They never give up. Even if the ideas they're pushing have been thoroughly discredited for decades.
I'm speaking of an idea that even the economist who originally proposed the idea now rejects: a global tax on foreign exchange transactions.
Last week, The New York Times published an article by former French foreign minister Dr. Philippe Douste-Blazy. It proposes a "tiny levy" of 0.005% on transactions involving the world’s most traded currencies: the dollar, euro, pound sterling and yen. This tax, Douste-Blazy says, will raise US$33 billion annually to fight poverty and disease in the world's poorest countries.
Imposing tax on forex transactions isn't a new idea. Back in 1978, economics professor (and Nobel Laureate) Dr. James Tobin suggested that such a tax could potentially help curb volatility in emerging market economies. This type of tax has come to be called a "Tobin Tax"—over Dr. Tobin's objections.
Dr. Tobin proposed the tax to inhibit speculation in third-world countries, allowing them to pursue more independent economic policies. But the United Nations hijacked his idea, primarily because the tax offered the agency a funding source independent of individual donor governments.
So beginning in the mid-1990s, the UN made the Tobin Tax the centerpiece of its funding proposals to redistribute wealth and income. Only it would be imposed at 0.05%, a rate 10 times higher than Douste-Blazy now proposes. According to a 2001 report from the UN's "High-Level Panel on Financing for Development," such a tax would generate up US$400 billion annually.
And just to prove there's nothing new in current efforts by global tax authorities to end bank secrecy in tax matters…there's not. The same 2001 report proposed that all governments collect private financial data on individual taxpayers and share it with other governments. It also suggested that governments should have the permanent right to tax individuals who exercise their right to emigrate from their homeland. An "International Tax Organization" would oversee these efforts and "take a lead role in restraining tax competition."
It remains to be seen if the countries issuing the currencies Douste-Blazy wants to tax will go along with this idea. If they do, it will be one more blow against freedom of movement, tax competition, and financial privacy. But a Tobin Tax, if imposed, will not have the effect its proponents claim.
To understand why, consider how forex markets operate. Investors risk trillions of dollars in these markets daily, but someone has to take the other side of every trade. The broker-dealers that do so immediate try to off-load the risks they've assumed to other brokers. If speculators are short U.S. dollars, brokers may have an oversupply of yen. The brokers try to sell the excess yen to other dealers. This practice encourages hedging, increases liquidity, and helps reduce currency volatility.

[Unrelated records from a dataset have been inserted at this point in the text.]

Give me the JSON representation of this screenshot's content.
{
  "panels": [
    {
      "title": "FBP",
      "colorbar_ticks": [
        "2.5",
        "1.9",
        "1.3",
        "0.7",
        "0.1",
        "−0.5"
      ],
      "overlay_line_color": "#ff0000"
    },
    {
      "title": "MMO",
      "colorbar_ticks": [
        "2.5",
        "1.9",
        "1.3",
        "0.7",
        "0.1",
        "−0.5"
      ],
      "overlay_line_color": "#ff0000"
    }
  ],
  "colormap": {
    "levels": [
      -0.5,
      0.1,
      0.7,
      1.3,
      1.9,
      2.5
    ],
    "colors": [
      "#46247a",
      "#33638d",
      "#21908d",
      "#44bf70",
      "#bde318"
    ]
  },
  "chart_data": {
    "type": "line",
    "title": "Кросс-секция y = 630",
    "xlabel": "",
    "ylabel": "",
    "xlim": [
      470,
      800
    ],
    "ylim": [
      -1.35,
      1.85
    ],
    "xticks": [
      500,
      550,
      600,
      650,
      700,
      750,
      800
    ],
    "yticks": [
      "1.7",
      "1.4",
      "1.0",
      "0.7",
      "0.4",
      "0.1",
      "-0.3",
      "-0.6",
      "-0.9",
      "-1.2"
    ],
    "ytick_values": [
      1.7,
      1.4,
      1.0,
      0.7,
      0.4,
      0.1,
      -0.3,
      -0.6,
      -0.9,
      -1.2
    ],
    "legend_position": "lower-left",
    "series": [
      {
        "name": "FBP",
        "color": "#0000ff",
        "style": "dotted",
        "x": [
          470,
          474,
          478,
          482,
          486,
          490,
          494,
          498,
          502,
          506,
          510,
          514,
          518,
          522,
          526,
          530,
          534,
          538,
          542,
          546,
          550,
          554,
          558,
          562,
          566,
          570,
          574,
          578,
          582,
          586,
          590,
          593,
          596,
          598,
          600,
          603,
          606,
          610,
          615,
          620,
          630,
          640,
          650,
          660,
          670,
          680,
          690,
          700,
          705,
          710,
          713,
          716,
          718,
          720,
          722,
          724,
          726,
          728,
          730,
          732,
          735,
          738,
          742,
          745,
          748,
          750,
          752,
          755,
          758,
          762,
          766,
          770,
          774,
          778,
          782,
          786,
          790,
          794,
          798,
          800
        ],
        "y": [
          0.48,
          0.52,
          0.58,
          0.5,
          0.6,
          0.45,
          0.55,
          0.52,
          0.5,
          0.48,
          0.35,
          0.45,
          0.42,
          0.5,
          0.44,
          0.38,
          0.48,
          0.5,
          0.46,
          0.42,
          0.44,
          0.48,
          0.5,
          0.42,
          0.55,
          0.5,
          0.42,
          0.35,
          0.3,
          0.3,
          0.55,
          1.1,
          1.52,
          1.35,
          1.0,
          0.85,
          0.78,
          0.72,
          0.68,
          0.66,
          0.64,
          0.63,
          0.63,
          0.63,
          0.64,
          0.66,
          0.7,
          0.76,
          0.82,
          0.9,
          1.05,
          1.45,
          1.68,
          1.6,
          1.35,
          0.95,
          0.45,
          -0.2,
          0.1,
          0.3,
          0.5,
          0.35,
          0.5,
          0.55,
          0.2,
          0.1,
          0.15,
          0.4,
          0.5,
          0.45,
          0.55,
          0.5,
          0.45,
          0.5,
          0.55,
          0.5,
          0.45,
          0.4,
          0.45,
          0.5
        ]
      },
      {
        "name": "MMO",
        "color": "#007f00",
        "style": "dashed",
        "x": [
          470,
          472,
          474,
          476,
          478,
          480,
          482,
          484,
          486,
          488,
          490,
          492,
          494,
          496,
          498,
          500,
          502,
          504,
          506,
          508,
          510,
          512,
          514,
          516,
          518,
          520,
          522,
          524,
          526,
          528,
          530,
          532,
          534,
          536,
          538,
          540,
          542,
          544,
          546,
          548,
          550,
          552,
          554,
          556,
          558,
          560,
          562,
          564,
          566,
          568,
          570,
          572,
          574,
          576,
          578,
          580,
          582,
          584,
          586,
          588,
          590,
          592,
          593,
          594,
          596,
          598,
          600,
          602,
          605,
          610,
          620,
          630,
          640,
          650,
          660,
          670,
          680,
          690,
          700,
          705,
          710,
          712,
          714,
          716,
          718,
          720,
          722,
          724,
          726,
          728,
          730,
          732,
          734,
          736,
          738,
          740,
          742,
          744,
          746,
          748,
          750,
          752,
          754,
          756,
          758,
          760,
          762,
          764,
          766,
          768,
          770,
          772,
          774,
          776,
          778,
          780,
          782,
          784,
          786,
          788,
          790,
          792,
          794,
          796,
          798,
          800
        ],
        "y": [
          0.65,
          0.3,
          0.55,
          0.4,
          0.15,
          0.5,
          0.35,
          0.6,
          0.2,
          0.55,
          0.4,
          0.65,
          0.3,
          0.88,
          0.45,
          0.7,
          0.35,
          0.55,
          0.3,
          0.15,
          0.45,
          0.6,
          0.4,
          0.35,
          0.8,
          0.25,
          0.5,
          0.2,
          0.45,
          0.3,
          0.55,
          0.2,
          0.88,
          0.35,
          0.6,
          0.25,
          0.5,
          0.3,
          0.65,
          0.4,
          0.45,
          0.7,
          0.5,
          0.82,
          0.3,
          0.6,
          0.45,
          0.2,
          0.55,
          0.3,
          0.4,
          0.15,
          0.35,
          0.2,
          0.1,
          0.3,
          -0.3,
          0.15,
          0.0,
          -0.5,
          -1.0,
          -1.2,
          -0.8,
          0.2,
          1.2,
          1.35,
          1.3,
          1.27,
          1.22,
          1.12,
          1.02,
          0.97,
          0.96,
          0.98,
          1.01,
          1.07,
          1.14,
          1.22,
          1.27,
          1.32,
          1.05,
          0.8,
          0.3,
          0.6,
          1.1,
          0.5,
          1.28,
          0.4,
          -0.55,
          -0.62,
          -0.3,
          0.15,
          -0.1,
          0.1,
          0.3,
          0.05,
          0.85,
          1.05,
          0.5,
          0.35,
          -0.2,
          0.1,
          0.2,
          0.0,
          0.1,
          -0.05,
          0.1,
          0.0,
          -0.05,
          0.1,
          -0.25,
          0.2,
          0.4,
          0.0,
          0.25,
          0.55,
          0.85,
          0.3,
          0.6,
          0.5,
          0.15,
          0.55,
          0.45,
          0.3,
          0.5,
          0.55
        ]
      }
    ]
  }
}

Now it's time for a little Economics 101, directed to our former French foreign minister. Anytime the cost of something increases, people tend to buy less of it. So if governments impose a tax on foreign exchange, even a tiny one, transaction costs will increase. That will discourage trading, decrease liquidity, and increase volatility. It will also lead to a much smaller revenues than Douste-Blazy —much less the United Nations—suggests.
So what's the real purpose of his suggestion? The only reason I can come up with to resurrect this thoroughly discredited idea is because it presents an opportunity to impose a truly global tax. And to construct a foundation over which to enforce other global tax initiatives.
Are you ready for a global tax agency that can levy tax payments anywhere in the world? For global restrictions on emigration? Or for globally enforced capital controls?
If you are, then you should love the idea of the Tobin Tax. But if not, you at least have some intellectual ammunition to take on your friends, business associates, and family members when they suggest that it might be a good idea.
It's not.
Copyright © 2009 by Mark Nestmann
Update: The more things change, the more they stay the same! In the wake of the 2011 euro crisis, governments are reconsidering the Tobin Tax. The target, as before, are "high frequency traders." And no doubt, a Tobin Tax would discourage high frequency trading, albeit at the likely cost of decreased liquidity. Incidentally, securities that are traded frequently, such as U.S. Treasury securities, would be more affected than securities that are traded less frequently. With U.S. deficits at all time highs, can that possibly be a good thing?